Uma Unidade de Pronto Atendimento (UPA) em Guarujá, no litoral sul de São Paulo, foi alvo de vandalismo nesta quinta-feira (8). Os criminosos, que ainda não foram identificados, destruíram parte do encanamento da rede de oxigênio utilizada no tratamento de pessoas contaminadas pelo novo coronavírus. A ação colocou em risco ao menos 18 pacientes. Uma parte teve que ser transferida para outras unidades. Outros precisaram de cilindros de oxigênio para manter a assistência respiratória.
De acordo com o médico sanitarista e ex-presidente da Agência Nacional de Vigilância Sanitária (Anvisa) Gonzalo Vecina Neto, os autores dessa ação, assim como os “negacionistas” da pandemia, são “facínoras” que abusam da impunidade.

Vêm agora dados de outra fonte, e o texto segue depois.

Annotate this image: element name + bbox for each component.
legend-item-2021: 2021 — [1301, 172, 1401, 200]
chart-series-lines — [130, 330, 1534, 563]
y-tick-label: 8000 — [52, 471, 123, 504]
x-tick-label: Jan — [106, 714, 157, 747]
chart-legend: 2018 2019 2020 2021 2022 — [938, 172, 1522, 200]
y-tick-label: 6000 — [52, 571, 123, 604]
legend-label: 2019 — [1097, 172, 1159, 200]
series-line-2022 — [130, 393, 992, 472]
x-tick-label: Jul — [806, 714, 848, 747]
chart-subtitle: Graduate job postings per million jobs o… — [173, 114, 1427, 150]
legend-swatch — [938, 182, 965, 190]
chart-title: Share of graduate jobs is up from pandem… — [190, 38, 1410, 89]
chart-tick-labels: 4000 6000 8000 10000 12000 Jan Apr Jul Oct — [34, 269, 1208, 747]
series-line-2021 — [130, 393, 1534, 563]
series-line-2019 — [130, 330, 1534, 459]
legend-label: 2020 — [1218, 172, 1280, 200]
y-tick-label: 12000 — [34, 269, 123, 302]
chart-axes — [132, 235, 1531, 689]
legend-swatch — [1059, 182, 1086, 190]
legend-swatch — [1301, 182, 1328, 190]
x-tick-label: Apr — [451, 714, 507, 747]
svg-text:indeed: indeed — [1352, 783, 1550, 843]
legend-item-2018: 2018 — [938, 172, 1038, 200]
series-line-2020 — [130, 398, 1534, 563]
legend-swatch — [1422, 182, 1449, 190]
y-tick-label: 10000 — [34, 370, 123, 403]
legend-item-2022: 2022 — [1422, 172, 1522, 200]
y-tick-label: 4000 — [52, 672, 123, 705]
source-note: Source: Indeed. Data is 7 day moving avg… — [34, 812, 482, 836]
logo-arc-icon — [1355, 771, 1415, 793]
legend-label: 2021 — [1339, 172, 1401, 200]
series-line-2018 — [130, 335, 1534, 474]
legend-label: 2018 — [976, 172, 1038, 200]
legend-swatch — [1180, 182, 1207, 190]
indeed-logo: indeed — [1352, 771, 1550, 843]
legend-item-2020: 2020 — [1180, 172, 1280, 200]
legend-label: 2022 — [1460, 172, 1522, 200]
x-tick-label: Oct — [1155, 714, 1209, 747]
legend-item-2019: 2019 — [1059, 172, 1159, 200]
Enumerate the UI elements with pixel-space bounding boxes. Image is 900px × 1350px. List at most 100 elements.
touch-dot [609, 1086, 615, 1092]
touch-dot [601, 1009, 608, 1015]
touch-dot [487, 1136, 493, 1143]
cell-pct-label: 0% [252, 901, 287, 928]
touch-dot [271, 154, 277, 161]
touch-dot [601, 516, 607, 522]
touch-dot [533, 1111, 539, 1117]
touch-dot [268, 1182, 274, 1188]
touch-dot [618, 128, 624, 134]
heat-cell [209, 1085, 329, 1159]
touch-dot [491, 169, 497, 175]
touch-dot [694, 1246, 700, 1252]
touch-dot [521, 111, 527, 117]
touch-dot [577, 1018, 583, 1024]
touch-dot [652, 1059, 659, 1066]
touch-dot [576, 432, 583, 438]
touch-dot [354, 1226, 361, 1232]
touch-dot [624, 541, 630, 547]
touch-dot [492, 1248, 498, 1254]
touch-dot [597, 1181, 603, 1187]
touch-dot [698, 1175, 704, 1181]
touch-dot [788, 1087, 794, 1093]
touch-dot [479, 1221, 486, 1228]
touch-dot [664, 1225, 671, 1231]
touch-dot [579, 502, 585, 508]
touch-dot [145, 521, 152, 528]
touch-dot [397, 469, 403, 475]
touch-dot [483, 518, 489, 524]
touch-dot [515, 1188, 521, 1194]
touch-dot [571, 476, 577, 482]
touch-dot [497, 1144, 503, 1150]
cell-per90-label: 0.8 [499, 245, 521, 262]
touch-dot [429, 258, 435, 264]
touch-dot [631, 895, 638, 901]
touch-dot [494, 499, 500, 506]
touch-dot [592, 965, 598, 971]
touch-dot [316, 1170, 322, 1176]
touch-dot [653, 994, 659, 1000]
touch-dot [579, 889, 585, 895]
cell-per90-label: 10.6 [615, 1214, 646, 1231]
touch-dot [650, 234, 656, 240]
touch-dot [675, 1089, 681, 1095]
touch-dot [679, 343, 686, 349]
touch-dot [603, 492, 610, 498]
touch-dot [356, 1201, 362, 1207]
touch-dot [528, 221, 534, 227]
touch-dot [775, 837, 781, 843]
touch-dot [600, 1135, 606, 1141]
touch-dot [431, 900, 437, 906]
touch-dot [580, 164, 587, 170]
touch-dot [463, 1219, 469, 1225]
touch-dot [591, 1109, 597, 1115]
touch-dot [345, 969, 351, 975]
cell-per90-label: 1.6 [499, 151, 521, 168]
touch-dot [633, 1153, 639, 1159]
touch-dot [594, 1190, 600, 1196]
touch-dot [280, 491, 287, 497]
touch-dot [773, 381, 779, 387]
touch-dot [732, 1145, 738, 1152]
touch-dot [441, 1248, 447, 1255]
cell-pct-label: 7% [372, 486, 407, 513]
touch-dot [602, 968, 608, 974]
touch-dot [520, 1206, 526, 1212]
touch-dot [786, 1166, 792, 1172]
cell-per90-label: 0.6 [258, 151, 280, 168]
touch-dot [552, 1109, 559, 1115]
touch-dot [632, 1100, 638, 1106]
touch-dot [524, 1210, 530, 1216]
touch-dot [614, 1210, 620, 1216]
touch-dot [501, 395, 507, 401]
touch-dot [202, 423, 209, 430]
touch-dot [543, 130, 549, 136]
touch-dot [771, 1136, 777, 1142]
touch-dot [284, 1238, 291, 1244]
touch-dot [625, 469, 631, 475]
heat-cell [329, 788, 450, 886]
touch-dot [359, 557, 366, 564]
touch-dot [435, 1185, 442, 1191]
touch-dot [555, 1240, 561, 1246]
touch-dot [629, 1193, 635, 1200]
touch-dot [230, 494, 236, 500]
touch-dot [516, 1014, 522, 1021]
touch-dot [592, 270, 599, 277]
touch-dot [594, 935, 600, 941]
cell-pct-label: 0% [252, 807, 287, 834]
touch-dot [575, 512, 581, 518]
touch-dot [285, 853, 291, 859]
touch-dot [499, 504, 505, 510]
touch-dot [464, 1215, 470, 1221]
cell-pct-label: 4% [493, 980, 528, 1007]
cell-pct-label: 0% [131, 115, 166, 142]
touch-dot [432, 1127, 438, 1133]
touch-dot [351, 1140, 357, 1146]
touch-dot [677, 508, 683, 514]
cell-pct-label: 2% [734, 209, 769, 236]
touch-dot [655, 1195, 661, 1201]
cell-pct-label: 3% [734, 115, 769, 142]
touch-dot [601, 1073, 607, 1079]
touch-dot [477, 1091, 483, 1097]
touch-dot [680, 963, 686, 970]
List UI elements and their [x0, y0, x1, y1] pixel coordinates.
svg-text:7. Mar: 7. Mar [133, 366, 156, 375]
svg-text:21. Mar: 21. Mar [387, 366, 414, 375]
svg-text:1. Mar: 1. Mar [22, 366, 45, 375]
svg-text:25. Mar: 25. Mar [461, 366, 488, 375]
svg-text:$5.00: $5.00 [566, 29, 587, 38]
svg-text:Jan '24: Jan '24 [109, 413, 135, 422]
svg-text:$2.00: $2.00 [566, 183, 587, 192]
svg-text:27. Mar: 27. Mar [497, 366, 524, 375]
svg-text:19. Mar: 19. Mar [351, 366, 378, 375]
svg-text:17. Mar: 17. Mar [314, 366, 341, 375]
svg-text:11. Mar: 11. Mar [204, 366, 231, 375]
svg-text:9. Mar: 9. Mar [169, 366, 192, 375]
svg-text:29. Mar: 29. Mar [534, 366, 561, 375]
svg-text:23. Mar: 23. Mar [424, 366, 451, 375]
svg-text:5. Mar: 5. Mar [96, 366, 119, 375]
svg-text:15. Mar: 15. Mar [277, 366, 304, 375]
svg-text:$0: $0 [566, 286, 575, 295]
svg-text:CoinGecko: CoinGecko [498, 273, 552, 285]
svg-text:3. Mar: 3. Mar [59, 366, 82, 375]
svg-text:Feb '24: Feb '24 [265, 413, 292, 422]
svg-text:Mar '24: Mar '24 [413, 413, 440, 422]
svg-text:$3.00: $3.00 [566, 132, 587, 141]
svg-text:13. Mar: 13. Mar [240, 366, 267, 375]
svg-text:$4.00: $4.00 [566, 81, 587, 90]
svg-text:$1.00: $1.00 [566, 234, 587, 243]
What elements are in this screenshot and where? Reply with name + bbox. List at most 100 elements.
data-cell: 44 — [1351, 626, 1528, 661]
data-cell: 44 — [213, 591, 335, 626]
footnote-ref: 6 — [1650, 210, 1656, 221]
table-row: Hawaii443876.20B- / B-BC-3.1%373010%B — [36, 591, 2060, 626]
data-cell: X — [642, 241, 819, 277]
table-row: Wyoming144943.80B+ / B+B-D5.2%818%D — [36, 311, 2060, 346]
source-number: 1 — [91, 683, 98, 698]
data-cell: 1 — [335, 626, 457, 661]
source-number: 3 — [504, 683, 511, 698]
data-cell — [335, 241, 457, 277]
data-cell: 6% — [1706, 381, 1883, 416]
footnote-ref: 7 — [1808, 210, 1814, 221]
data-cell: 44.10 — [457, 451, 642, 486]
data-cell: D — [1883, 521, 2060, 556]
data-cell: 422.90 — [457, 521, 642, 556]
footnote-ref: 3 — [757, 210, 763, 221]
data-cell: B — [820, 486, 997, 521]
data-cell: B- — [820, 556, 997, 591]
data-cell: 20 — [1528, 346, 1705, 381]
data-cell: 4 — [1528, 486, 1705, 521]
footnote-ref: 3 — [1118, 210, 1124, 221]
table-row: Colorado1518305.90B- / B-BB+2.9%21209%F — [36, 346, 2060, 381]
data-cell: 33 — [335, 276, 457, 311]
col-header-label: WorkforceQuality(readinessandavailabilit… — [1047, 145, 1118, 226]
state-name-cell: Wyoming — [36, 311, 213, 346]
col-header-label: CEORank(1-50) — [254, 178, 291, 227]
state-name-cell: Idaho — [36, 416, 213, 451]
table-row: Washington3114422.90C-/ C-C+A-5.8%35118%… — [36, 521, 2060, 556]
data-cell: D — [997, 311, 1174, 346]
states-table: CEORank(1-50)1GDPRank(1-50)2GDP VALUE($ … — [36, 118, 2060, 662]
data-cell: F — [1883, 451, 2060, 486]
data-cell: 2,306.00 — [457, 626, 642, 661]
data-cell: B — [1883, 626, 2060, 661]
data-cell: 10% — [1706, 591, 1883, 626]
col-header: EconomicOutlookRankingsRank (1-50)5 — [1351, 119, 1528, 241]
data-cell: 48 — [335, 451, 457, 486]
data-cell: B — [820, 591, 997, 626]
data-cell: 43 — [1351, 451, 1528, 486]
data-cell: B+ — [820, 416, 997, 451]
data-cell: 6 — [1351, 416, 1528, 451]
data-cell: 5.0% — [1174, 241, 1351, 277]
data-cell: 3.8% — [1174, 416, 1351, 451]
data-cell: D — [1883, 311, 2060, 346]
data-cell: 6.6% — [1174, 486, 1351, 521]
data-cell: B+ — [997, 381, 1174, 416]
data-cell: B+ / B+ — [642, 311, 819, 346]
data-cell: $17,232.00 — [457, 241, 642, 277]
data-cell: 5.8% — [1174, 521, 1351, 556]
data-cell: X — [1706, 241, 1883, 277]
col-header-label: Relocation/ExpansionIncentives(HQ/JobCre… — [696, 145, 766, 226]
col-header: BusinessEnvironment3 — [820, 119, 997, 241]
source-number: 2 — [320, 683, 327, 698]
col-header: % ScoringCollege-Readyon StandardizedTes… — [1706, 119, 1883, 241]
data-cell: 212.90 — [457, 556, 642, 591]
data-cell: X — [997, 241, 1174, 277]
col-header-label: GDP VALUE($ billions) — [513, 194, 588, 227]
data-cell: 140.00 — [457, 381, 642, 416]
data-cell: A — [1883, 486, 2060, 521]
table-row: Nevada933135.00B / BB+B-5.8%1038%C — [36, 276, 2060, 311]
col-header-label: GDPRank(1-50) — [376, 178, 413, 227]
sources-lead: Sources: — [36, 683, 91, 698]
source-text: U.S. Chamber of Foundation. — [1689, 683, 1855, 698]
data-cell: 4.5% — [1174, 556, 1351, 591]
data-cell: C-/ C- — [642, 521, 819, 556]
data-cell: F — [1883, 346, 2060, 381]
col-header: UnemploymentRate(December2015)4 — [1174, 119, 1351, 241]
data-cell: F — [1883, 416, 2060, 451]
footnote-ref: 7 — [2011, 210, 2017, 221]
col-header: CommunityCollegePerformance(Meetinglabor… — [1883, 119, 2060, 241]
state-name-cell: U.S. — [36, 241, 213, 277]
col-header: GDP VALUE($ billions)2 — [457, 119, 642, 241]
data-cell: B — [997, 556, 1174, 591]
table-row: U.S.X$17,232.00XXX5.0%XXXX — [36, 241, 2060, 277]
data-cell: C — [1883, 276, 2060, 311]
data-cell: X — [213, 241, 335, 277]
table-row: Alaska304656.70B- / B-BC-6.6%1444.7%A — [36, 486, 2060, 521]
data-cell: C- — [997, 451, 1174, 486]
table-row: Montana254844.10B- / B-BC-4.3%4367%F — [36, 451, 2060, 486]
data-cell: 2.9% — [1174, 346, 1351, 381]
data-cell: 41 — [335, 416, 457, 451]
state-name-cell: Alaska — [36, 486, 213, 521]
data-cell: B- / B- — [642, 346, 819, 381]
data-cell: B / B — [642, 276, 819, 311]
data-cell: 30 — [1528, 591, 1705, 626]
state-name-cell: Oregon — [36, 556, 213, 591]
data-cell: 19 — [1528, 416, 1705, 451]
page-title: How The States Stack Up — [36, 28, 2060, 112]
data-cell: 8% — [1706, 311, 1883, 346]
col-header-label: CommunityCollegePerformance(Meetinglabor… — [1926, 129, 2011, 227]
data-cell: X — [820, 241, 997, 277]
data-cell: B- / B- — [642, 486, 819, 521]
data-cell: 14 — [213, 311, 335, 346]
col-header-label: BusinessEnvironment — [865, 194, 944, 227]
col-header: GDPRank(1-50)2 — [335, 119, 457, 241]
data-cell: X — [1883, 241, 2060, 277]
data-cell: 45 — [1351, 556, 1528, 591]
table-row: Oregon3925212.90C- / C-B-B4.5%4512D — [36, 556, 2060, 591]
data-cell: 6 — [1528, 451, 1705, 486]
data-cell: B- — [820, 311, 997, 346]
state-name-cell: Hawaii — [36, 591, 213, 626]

“Os negacionistas são muito poucos. Mas fazem muito barulho. São como esses facínoras, assassinos, que foram destruir a rede de oxigênio da UPA do Guarujá. São absoluta minoria, só que eles têm a sensação da impunidade”, afirmou Vecina a Marilu Cabañas, em entrevista ao Jornal Brasil Atual desta sexta (9). “Nossa sociedade tem que distribuir justiça e diminuir a impunidade. Esses facínoras têm que ser encontrados e punidos”, acrescentou.
Privatização das vacinas
“Facínoras” também foi o adjetivo utilizado por Vecina para classificar os “ricos” que apoiam o projeto de lei aprovado nesta semana pela Câmara dos Deputados que prevê a possibilidade de compra das vacinas por empresas privadas. De acordo com o especialista, o fura-fila das vacinas vai permitir que pessoas sejam imunizadas antes daquelas pertencentes aos grupos de risco, que têm maiores chances de desenvolver a forma grave da doença.
“É uma coisa animal, de uma ferocidade terrível, essa ânsia dos ricos sobre a população brasileira. Vai criar uma situação que beneficia exclusivamente os ricos, em detrimento de toda a população. Isso tem que ser denunciado”, declarou o sanitarista.
CPI da Pandemia
O ex-diretor da Anvisa também comentou a decisão do ministro Luis Roberto Barroso, que concedeu liminar nesta quinta obrigando o Senado a instalar uma Comissão Parlamentar de Inquérito (CPI) a fim de apurar eventuais omissões do governo de Jair Bolsonaro no enfrentamento da pandemia. Vecina prevê que a CPI não deve “acabar em pizza, nem em impeachment”. Ainda assim, é uma ferramenta política importante para expor a “situação dramática” que o país está vivendo.
“Temos mais de 4 mil mortos por dia. E não estamos tendo a adoção de medidas tão fundamentais, como o lockdown. Estamos deixando faltar medicamentos para intubação, que poderíamos estar comprando. Estamos deixando faltar oxigênio no país inteiro. E quem é esse ‘estamos’? É o presidente desta república. É o governo federal que está fazendo tudo isso. Isso tem que ser exposto”, criticou Vecina. “Acho que não terminará em pizza, nem terminará em impeachment. Mas colocará mais alguns pregos nesse caixão”, acrescentou.
Vecina também classificou como “muito irresponsável” que questões relativas à saúde pública, como a proibição da realização de cultos presenciais durante a pandemia, tenham sido contaminadas por visões religiosas extremistas. O advogado-geral da União, André Mendonça, durante julgamento do Supremo Tribunal Federal (STF) sobre a questão, chegou a dizer que “os religiosos estão a morrer pela liberdade”.
“O direito ao culto religioso é fundamental numa democracia. Só que antes vem o direito à vida. Sem o direito à vida, os outros direitos não servem para absolutamente nada. E como é que se garante o direito à vida? Não se aglomerando em locais fechados, como são as igrejas. É tão natural, tão obviamente compreensível para qualquer um, que me sinto um idiota de ter que repetir uma coisa dessas”, desabafou o sanitarista.